The young woman's grip moved to her backpack straps when he stopped like a silent mountain before her. She gulped, trying not to stare at the horizontally strapped sticks that weren't really sticks at all.
If she touched them, would they feel like sticks?
Or would they be soft and warm, like the rabbit fur lining her mittens?
Saburo cleared her throat and she looked back up at him. Not saying a word, the blacksmith reached over her shoulder and pulled out the longsword that was jutting from her over-packed bag. At first she thought he was going to take it for his own protection—the tachi was ownerless now and he was one of the guys who made it without any formal payment, so he had every right to take it back—but then he took to one knee.
The priestess blinked and rose her arms as he tied the strap of the sheath around her hip. The two sister swords clattered together while he awkwardly adjusted them, but once he was finished they were perfectly aligned, one over the other, and made hardly any sound when she moved.
After appraising his work, Saburo rested his elbow on a knee and turned his face up to give her with a sad but gentle smile.
"She'd yer's now, Miss Kagome." He told her. "He'd want you havin' the complete set."
Looking down at the bronze guards and the pale wood of the wooden sheathes, she asked, "You don't think it's too much? It doesn't make me look silly?"
At that he broke out a rusty grin. "Nah. I think it's got ya lookin' pretty mighty."
Flushing, Kagome brushed her fingers along the wrapped hilt of Togashimaru's tachi. "Thanks." She replied, allowing herself to share with him a small smile.
"Don't go thankin' me." He pushed up from the ground and slapped the dirt from his calf. Ears red, the huge man couldn't bring himself to look her directly in the eyes. "I didn' do much of nothin'."
Before he could step away, Kagome caught his sleeve. "But you did." She told him in an airy rush. "You helped. You're helping. Really. I don't know where I'd be right now without you."
This time Saburo's entire face went red and blotchy with his blush. For the first time in what felt like a very long minute, he reached up and scratched at the short, itchy beard scruff that once again lined his lower jaw. The sight of him flustered and falling into old habits was familiar and calming.

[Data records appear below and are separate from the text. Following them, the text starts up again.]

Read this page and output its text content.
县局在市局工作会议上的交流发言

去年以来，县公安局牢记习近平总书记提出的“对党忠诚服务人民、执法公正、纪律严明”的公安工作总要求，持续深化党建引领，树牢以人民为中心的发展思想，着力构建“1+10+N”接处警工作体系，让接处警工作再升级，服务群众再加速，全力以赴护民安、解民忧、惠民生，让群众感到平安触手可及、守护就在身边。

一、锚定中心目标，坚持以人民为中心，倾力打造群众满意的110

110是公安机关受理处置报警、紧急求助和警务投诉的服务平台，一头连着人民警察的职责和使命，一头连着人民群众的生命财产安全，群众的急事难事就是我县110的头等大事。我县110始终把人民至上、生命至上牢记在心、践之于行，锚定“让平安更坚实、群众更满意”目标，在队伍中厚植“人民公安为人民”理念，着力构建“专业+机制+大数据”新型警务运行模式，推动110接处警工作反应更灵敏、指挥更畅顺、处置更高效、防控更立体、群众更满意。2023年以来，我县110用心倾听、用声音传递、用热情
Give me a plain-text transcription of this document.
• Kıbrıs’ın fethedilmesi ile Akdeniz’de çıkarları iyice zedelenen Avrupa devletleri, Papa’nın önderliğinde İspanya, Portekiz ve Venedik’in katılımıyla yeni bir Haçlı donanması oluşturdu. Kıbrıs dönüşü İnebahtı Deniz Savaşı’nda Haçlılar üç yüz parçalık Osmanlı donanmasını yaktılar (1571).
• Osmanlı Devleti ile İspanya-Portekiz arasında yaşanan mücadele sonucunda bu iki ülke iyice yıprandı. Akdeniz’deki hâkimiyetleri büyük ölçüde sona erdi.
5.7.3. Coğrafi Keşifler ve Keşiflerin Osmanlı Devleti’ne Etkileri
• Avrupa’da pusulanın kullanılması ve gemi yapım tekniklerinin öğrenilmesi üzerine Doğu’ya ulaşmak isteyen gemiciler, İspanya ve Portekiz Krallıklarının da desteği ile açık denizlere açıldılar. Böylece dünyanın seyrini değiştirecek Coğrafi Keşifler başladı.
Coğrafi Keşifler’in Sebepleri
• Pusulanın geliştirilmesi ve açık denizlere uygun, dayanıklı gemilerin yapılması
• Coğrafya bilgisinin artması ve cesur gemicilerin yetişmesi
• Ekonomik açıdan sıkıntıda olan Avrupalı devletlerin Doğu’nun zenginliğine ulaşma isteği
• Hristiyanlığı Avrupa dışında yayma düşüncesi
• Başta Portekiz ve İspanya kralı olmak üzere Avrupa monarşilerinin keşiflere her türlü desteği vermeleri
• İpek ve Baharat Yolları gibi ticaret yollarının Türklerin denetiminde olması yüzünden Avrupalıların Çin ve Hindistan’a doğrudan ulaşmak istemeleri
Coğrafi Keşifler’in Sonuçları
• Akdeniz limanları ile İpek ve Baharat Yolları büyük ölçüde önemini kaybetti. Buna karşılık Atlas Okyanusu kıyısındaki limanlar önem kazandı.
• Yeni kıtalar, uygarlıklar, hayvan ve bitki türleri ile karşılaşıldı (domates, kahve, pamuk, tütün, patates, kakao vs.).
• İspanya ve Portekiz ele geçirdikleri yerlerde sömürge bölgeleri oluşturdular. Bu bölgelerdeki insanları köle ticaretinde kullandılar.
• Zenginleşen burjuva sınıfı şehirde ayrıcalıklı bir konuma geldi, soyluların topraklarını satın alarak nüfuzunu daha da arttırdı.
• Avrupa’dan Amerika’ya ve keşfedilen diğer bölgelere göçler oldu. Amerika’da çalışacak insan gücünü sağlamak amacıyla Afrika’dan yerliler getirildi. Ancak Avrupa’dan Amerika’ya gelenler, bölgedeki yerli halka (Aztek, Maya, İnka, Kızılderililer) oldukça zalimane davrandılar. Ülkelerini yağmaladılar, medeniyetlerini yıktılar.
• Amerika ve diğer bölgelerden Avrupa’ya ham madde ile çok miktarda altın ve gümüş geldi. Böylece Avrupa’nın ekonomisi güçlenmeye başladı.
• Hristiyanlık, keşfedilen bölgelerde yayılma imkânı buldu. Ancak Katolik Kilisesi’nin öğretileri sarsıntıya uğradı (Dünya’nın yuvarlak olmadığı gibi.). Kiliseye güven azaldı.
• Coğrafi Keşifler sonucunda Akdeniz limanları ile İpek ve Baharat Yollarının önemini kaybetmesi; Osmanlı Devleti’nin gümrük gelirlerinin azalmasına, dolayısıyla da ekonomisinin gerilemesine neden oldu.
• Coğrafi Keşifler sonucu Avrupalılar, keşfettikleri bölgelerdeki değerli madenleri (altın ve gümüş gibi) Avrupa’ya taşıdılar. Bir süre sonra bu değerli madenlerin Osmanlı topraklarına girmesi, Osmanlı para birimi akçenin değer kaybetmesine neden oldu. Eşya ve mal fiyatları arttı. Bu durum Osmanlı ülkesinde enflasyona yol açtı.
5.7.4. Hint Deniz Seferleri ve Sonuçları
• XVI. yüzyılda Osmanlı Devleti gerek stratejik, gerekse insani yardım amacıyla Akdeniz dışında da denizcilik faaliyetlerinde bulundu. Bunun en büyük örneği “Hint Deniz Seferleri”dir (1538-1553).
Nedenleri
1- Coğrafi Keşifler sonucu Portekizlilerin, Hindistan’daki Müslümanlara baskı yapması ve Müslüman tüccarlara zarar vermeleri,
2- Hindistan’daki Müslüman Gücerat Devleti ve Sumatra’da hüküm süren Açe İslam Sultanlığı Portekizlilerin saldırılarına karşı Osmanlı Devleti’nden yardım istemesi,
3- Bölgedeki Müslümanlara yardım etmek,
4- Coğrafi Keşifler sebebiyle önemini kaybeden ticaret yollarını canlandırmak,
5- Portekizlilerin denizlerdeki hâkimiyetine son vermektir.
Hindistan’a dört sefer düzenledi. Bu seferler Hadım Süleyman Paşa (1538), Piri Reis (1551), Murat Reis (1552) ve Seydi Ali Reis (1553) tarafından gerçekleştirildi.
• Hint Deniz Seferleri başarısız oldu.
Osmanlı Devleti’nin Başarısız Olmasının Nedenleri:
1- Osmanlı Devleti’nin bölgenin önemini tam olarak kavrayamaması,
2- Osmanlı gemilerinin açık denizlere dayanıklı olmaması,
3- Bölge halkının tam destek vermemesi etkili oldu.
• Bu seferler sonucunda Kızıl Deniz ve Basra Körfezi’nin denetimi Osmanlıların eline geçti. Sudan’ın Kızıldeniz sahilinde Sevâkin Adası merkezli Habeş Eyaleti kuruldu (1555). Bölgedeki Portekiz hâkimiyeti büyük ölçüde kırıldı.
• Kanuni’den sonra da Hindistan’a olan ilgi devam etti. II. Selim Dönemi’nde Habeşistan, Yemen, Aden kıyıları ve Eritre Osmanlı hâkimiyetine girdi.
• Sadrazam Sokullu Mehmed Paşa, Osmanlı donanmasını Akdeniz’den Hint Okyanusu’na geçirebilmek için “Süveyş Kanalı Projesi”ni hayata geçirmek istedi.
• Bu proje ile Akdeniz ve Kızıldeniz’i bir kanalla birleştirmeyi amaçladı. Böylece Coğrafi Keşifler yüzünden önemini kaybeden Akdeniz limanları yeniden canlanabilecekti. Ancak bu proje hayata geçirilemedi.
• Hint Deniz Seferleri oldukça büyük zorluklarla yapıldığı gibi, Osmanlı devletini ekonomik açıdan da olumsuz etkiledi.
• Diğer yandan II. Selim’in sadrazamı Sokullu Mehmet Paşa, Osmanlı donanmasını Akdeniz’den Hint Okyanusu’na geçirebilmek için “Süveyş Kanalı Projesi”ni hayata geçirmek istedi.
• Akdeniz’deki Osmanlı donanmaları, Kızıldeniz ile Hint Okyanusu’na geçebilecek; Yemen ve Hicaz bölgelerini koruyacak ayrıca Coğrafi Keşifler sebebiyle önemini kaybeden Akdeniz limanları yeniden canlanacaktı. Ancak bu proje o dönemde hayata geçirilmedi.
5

"What do ya say we get on th' road and go find ourselves a magic deer in a fox town?" He asked a little timidly when he realized that she wasn't going to say anything else.
Kagome's hold on his jacket sleeve loosened and she let it go. "I say that sounds like a plan."
Together the two made one last sweep of the cleared campsite before heading off. They walked along the northward branch of the brook through the forest, past the tree line, and across a small snow covered meadow to where the water passed beneath the main road at a low bridge.
It was odd, starting their way back along a public highway when so long they'd stuck to the woods. But without an injured demon in their party, they were free to do that now; they could pass human travelers without any off looks and even make small talk with strangers about the road ahead. No longer did they need to hide themselves. No longer was there an underlying fear over Toga's safety.
Instead they were left with other, less visible burdens.
Like how, by walking away from Chichibu, they both felt like they were abandoning something—a piece of themselves that was a significant and irreplaceable loss.